Trevor: The dream to awaken our world. Aeon: You're out of control. Trevor: I take control... Whose side are you on? Aeon: I take no sides. Trevor: You're skating the edge. Aeon: I am the edge. Trevor: What you truly want, only I can give. Aeon: You can't give it, can't even buy it, and you just don't get it.
It's a possible trait of inhabitants of the Spirit World in Avatar: The Last Airbender. Avatar Yangchen, the previous Air Nomadic Avatar, mentions to Aang that many Air Nomads have detached themselves from all worldly concerns and achieved spiritual enlightenment, but the Avatar can never do it because it's the Avatar's job to be the bridge between the physical world and the spiritual world, which requires them to be a part of the world they're protecting. It's likely the Avatar was created so that a powerful spiritual being could comprehend humanity and the concerns of the physical world, and thus not have blue and orange morality as a result of their detachment. From what we see of the other spirits - most of whom are capricious, whimsical, offhandedly cruel, violently attached to one single concept or another, or just plain alien - it was a necessary step.
The Legend of Korra confirms that the spirits' blue and orange morality was why the Avatar was created. Humans and spirits did not trust each other, and spirits frequently attacked humans with seemingly little provocation, except that humans were doing what they needed to do to survive. During Wan's lifetime, the spirits' cruelty to humans as well as the effects of Raava and Vaatu's eternal struggle were precisely why Wan became the Avatar; after the Harmonic Convergence in which Vaatu was defeated and imprisoned, Wan decides to use his powers to send the spirits back to their world and close the spirit portals, to protect humanity and keep the peace among the four newly-united Lion Turtle cities.

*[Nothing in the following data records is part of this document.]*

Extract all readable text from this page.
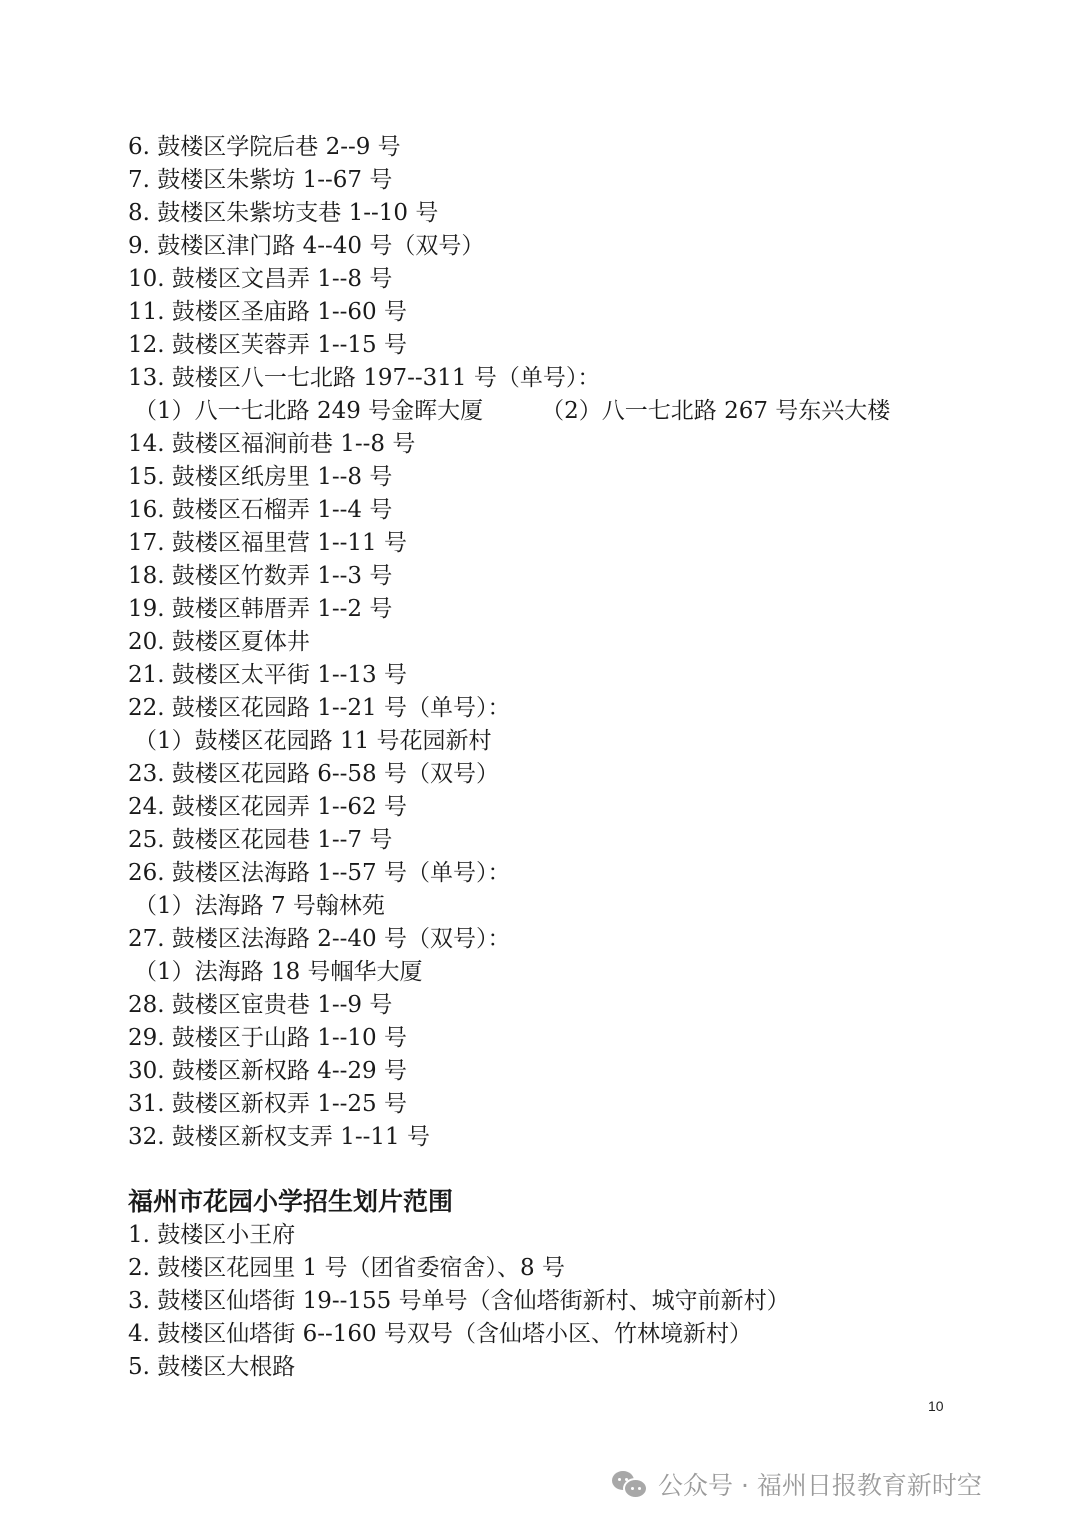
6. 鼓楼区学院后巷 2--9 号
7. 鼓楼区朱紫坊 1--67 号
8. 鼓楼区朱紫坊支巷 1--10 号
9. 鼓楼区津门路 4--40 号（双号）
10. 鼓楼区文昌弄 1--8 号
11. 鼓楼区圣庙路 1--60 号
12. 鼓楼区芙蓉弄 1--15 号
13. 鼓楼区八一七北路 197--311 号（单号）：
（1）八一七北路 249 号金晖大厦	（2）八一七北路 267 号东兴大楼
14. 鼓楼区福涧前巷 1--8 号
15. 鼓楼区纸房里 1--8 号
16. 鼓楼区石榴弄 1--4 号
17. 鼓楼区福里营 1--11 号
18. 鼓楼区竹数弄 1--3 号
19. 鼓楼区韩厝弄 1--2 号
20. 鼓楼区夏体井
21. 鼓楼区太平街 1--13 号
22. 鼓楼区花园路 1--21 号（单号）：
（1）鼓楼区花园路 11 号花园新村
23. 鼓楼区花园路 6--58 号（双号）
24. 鼓楼区花园弄 1--62 号
25. 鼓楼区花园巷 1--7 号
26. 鼓楼区法海路 1--57 号（单号）：
（1）法海路 7 号翰林苑
27. 鼓楼区法海路 2--40 号（双号）：
（1）法海路 18 号帼华大厦
28. 鼓楼区宦贵巷 1--9 号
29. 鼓楼区于山路 1--10 号
30. 鼓楼区新权路 4--29 号
31. 鼓楼区新权弄 1--25 号
32. 鼓楼区新权支弄 1--11 号
福州市花园小学招生划片范围
1. 鼓楼区小王府
2. 鼓楼区花园里 1 号（团省委宿舍）、8 号
3. 鼓楼区仙塔街 19--155 号单号（含仙塔街新村、城守前新村）
4. 鼓楼区仙塔街 6--160 号双号（含仙塔小区、竹林境新村）
5. 鼓楼区大根路
10
公众号 · 福州日报教育新时空
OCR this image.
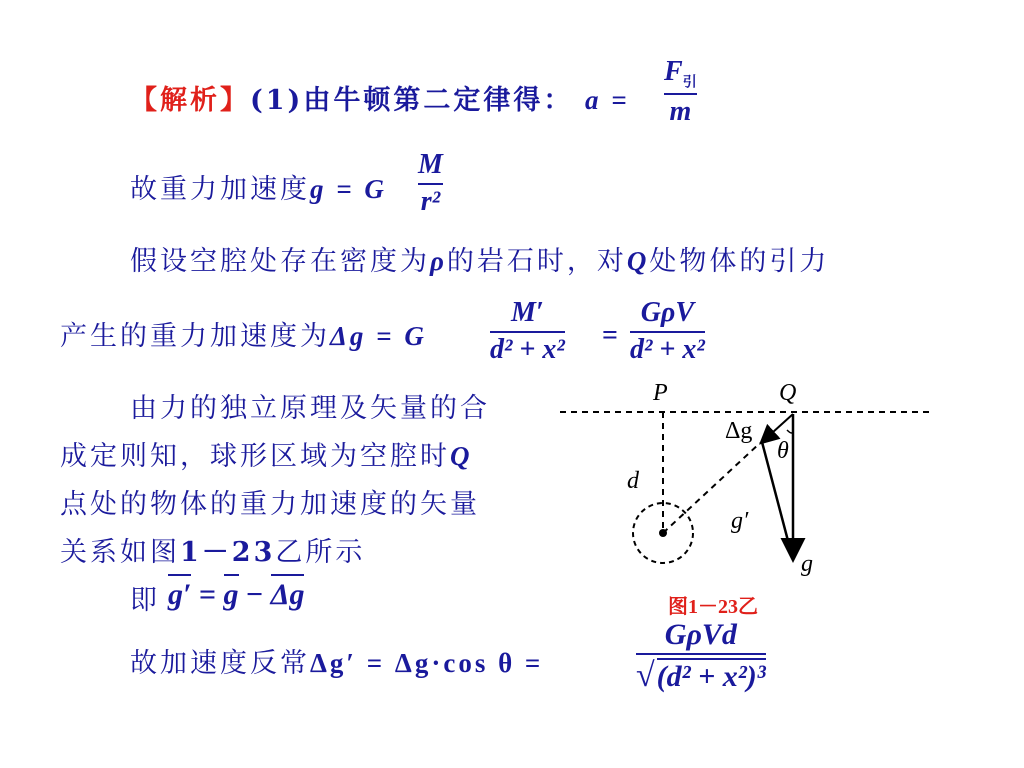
【解析】(1)由牛顿第二定律得： a =
$F_引$
m
故重力加速度g = G
M
r²
假设空腔处存在密度为ρ的岩石时，对Q处物体的引力
产生的重力加速度为Δg = G
M′
d² + x² =
GρV
d² + x²
由力的独立原理及矢量的合
成定则知，球形区域为空腔时Q
点处的物体的重力加速度的矢量
关系如图1－23乙所示
即 g′ = g − Δg
故加速度反常Δg′ = Δg·cos θ =
GρVd
√ (d² + x²)³
P	Q
d
Δg
θ
g′
g
图1－23乙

Dinobot in Beast Wars: "I have honour, but it is PREDACON honour!" That seems to mean that if you don't trust your leader's competence, you usurp them; if said leader is unable to prevent this, that leader isn't fit to command.
So, basically, Sith.
In King of the Hill, Hank Hill has some thoughts on this trope: "What kind of code lets you return a bag of shaving cream and not marry a girl you got knocked up?" Much of the show's humor comes from contrasting morality systems that will seem strange to either one or another group of characters in the show or the audience. For instance, an acceptable and encouraged tradition was called the "McMaynerbury Whuppin'," which involved the McMaynerbury school band beating the crap out of the Arlen mascot. When Bobby ran away because he didn't want to get beat up, they tried to have him stricken from the school yearbook.
"Keep Calm and Flutter On" reveals he only needed a friend, proving once again, Friendship Is Magic.

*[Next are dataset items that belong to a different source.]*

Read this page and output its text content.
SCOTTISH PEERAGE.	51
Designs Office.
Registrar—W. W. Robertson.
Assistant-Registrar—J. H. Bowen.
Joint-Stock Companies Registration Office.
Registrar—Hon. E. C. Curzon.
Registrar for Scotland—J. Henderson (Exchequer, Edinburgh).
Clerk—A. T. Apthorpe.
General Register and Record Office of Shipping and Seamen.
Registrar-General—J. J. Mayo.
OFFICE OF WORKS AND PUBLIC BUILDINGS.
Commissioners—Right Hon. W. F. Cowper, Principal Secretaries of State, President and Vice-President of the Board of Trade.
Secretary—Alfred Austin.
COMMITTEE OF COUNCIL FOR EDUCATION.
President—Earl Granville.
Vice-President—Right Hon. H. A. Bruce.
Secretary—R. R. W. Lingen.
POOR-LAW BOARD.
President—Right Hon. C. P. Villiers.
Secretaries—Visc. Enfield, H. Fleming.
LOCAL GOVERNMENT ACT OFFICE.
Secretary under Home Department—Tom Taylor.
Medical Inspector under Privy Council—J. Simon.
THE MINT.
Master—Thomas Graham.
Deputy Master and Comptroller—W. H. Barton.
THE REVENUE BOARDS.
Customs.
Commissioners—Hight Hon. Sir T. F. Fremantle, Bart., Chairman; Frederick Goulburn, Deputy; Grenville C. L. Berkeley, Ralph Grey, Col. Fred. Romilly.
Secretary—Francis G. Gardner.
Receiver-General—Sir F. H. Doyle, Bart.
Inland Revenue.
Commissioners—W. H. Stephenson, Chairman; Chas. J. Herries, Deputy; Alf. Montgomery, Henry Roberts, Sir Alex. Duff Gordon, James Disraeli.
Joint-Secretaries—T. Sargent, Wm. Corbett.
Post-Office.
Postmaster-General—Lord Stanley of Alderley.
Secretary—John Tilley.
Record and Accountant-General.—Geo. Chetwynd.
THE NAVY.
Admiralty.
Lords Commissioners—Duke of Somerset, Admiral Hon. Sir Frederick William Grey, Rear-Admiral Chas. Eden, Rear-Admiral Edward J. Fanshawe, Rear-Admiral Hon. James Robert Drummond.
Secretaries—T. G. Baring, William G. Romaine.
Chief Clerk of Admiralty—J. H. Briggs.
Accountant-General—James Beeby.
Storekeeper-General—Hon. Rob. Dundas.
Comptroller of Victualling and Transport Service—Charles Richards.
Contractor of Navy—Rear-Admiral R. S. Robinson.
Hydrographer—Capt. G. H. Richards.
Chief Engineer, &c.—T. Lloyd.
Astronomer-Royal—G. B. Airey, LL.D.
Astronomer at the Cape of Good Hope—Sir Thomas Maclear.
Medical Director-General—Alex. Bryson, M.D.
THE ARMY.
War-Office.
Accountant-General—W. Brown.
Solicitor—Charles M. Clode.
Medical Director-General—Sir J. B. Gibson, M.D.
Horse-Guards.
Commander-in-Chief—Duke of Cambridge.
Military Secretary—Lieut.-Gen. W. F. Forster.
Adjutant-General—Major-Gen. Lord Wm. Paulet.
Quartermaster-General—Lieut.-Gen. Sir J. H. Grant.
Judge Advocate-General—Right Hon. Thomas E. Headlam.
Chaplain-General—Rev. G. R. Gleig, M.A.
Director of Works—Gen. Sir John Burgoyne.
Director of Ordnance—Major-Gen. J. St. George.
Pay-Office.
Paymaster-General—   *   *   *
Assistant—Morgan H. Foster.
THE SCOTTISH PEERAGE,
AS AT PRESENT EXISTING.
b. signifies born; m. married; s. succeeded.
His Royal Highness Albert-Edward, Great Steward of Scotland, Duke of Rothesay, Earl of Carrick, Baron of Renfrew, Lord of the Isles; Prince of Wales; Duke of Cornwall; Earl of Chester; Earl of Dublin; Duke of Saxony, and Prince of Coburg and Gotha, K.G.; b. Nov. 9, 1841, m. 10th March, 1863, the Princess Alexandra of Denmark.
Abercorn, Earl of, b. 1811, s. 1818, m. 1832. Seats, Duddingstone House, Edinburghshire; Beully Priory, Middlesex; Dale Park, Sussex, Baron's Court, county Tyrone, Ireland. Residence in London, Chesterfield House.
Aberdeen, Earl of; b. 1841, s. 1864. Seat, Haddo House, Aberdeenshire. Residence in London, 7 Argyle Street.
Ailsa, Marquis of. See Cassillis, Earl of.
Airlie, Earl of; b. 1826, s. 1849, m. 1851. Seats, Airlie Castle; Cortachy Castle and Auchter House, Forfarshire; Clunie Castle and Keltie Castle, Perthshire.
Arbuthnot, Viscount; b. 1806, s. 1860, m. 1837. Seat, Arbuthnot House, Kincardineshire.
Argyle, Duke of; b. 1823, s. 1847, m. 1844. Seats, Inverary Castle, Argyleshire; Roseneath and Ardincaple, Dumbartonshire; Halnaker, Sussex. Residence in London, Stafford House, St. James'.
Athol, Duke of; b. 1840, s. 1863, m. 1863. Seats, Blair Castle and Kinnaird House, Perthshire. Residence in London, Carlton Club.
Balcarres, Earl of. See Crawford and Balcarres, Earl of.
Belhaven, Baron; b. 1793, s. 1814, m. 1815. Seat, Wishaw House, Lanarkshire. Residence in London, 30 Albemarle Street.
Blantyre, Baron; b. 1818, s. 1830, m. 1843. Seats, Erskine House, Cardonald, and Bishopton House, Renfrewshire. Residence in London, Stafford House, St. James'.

Discord seemingly claims higher ground when he says he doesn't turn his opponents to stone, implying that he considers his imprisonment a greater offense than anything he's done. Obviously, to an embodiment of chaos and change, being trapped in an unchanging form would be horrifying.

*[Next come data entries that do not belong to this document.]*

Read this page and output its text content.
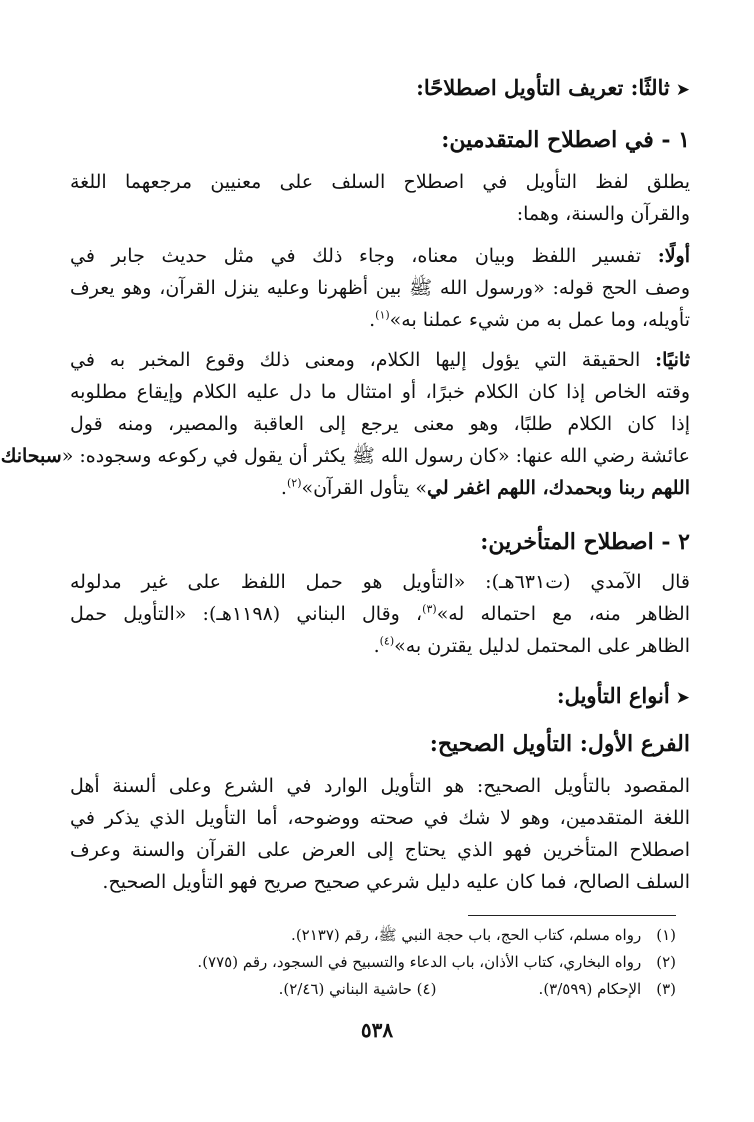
➤ثالثًا: تعريف التأويل اصطلاحًا:
١ - في اصطلاح المتقدمين:
يطلق لفظ التأويل في اصطلاح السلف على معنيين مرجعهما اللغة
والقرآن والسنة، وهما:
أولًا: تفسير اللفظ وبيان معناه، وجاء ذلك في مثل حديث جابر في
وصف الحج قوله: «ورسول الله ﷺ بين أظهرنا وعليه ينزل القرآن، وهو يعرف
تأويله، وما عمل به من شيء عملنا به»$^{(١)}$.
ثانيًا: الحقيقة التي يؤول إليها الكلام، ومعنى ذلك وقوع المخبر به في
وقته الخاص إذا كان الكلام خبرًا، أو امتثال ما دل عليه الكلام وإيقاع مطلوبه
إذا كان الكلام طلبًا، وهو معنى يرجع إلى العاقبة والمصير، ومنه قول
عائشة رضي الله عنها: «كان رسول الله ﷺ يكثر أن يقول في ركوعه وسجوده: «سبحانك
اللهم ربنا وبحمدك، اللهم اغفر لي» يتأول القرآن»$^{(٢)}$.
٢ - اصطلاح المتأخرين:
قال الآمدي (ت٦٣١هـ): «التأويل هو حمل اللفظ على غير مدلوله
الظاهر منه، مع احتماله له»$^{(٣)}$، وقال البناني (١١٩٨هـ): «التأويل حمل
الظاهر على المحتمل لدليل يقترن به»$^{(٤)}$.
➤أنواع التأويل:
الفرع الأول: التأويل الصحيح:
المقصود بالتأويل الصحيح: هو التأويل الوارد في الشرع وعلى ألسنة أهل
اللغة المتقدمين، وهو لا شك في صحته ووضوحه، أما التأويل الذي يذكر في
اصطلاح المتأخرين فهو الذي يحتاج إلى العرض على القرآن والسنة وعرف
السلف الصالح، فما كان عليه دليل شرعي صحيح صريح فهو التأويل الصحيح.
(١) رواه مسلم، كتاب الحج، باب حجة النبي ﷺ، رقم (٢١٣٧).
(٢) رواه البخاري، كتاب الأذان، باب الدعاء والتسبيح في السجود، رقم (٧٧٥).
(٣) الإحكام (٣/٥٩٩). (٤) حاشية البناني (٢/٤٦).
٥٣٨
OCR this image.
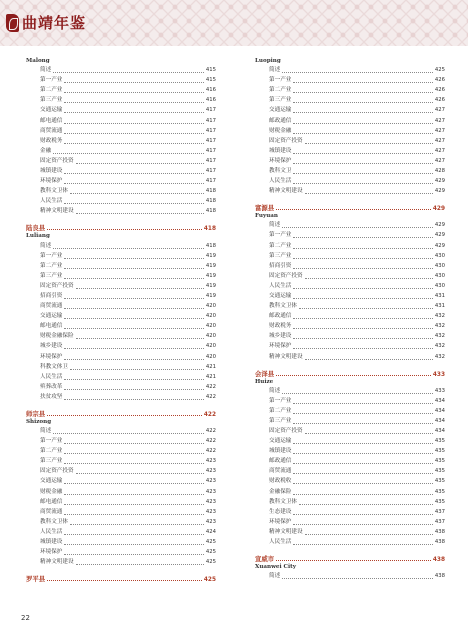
曲靖年鉴
Malong
简述	415
第一产业	415
第二产业	416
第三产业	416
交通运输	417
邮电通信	417
商贸流通	417
财政税务	417
金融	417
固定资产投资	417
城镇建设	417
环境保护	417
教科文卫体	418
人民生活	418
精神文明建设	418
陆良县	418
Luliang
简述	418
第一产业	419
第二产业	419
第三产业	419
固定资产投资	419
招商引资	419
商贸流通	420
交通运输	420
邮电通信	420
财税金融保险	420
城乡建设	420
环境保护	420
科教文体卫	421
人民生活	421
殡葬改革	422
扶贫攻坚	422
师宗县	422
Shizong
简述	422
第一产业	422
第二产业	422
第三产业	423
固定资产投资	423
交通运输	423
财税金融	423
邮电通信	423
商贸流通	423
教科文卫体	423
人民生活	424
城镇建设	425
环境保护	425
精神文明建设	425
罗平县	425
Luoping
简述	425
第一产业	426
第二产业	426
第三产业	426
交通运输	427
邮政通信	427
财税金融	427
固定资产投资	427
城镇建设	427
环境保护	427
教科文卫	428
人民生活	429
精神文明建设	429
富源县	429
Fuyuan
简述	429
第一产业	429
第二产业	429
第三产业	430
招商引资	430
固定资产投资	430
人民生活	430
交通运输	431
教科文卫体	431
邮政通信	432
财政税务	432
城乡建设	432
环境保护	432
精神文明建设	432
会泽县	433
Huize
简述	433
第一产业	434
第二产业	434
第三产业	434
固定资产投资	434
交通运输	435
城镇建设	435
邮政通信	435
商贸流通	435
财政税收	435
金融保险	435
教科文卫体	435
生态建设	437
环境保护	437
精神文明建设	438
人民生活	438
宣威市	438
Xuanwei City
简述	438
22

The Changelings might be this, depending on whether they merely feed on love as a food source or if they exploit The Power of Love to make themselves more powerful. If the former, their treatment of the ponies to them would be equivalent to cultivating livestock.
That said, the Changeling Queen as an individual is strictly an aversion. She is consistently shown to be nothing more than a Manipulative Bitch who tortures innocent ponies solely to feed her own sociopathic pleasures.
Batman: The Animated Series: Temple Fugate, aka the Clock King, doesn't care about the actual concepts of good and evil so much as he does precision and its lack.
Roger's species from American Dad! has this, probably because they become violently ill if they aren't casually cruel. Or as Roger himself puts it, "Let out their bitchiness." They're also not above using live crash test dummies.
Chaos from Aladdin: The Series thought in terms of "predictable" and "unpredictable", and above all, fun for him.
Cyrus from "TRON: Uprising" thoroughly believes that the Grid is too corrupted to be saved, and thus thinks that destroying it s the only way to free its inhabitants.
He also firmly believes in the concept of destiny and that no-one truly has free will, as all their actions are predetermined by fate.